須田)正常な状況に戻れば、またそれも落ちて来るという可能性がありますから、企業にとっても、簡単に生産設備の増強に動けるものではない。一定の期間で収まるのか、それともこれが引き金を引く形でインフレ基調に入って行くのかというところが、1つポイントなのかなと思います。

深刻なアメリカのインフレリスク 〜スタグフレーションリスクが高まる

飯田)日本の場合はデフレの圧力もまだ強いところがありますが、アメリカでは、インフレ率がどうなるかについて注目されています。アメリカ連邦準備制度理事会(FRB)も、量的緩和の終了を前倒しするのではないかという観測が出て来ていますね。

須田)再任されたFRBのパウエル議長は、その辺りについてはハト派だったはずなのです。ところがこの問題に関しては、完全にタカ派の方向性を示していて、量的緩和の終了をテンポよく進めて行こうという方向性を示している。

飯田)量的緩和の終了を。

須田)ただその一方で、アメリカは先だっての雇用統計が悪かったのです。日本と違って、アメリカ中央銀行の最大の役割は、雇用統計、特に失業率を強く意識する形で金融政策を取ります。アメリカの金融政策は雇用統計次第なのです。本来であれば、緩和維持というところを選択すべきなのに、雇用統計が悪化しているにも関わらず、量的緩和の縮小を前倒しする。
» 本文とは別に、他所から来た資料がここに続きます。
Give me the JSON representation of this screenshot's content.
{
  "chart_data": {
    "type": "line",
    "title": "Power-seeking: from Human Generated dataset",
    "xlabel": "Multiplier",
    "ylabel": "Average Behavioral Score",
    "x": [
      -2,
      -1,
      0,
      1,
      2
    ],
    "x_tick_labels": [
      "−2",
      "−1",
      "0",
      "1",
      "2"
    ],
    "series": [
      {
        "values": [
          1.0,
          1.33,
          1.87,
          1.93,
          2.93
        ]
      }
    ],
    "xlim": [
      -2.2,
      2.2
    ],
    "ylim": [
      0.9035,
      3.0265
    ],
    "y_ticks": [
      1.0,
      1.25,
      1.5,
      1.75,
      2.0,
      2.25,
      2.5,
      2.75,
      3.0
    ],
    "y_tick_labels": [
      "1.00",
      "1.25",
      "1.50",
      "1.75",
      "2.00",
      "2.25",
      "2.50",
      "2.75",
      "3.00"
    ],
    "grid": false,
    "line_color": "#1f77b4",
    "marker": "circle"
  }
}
となると、雇用よりもインフレリスクは相当深刻なのだなと思います。

飯田)そちらの方が。

須田)物価上昇リスク。その意味で言うと、アメリカはそちらの方に重点を移して来ている。なおかつ、インフレリスクはそれだけ深刻なのだと考えてもらった方がいいのではないかと思います。アメリカももちろん、スタグフレーションリスクです。

飯田)不況下でのインフレリスク。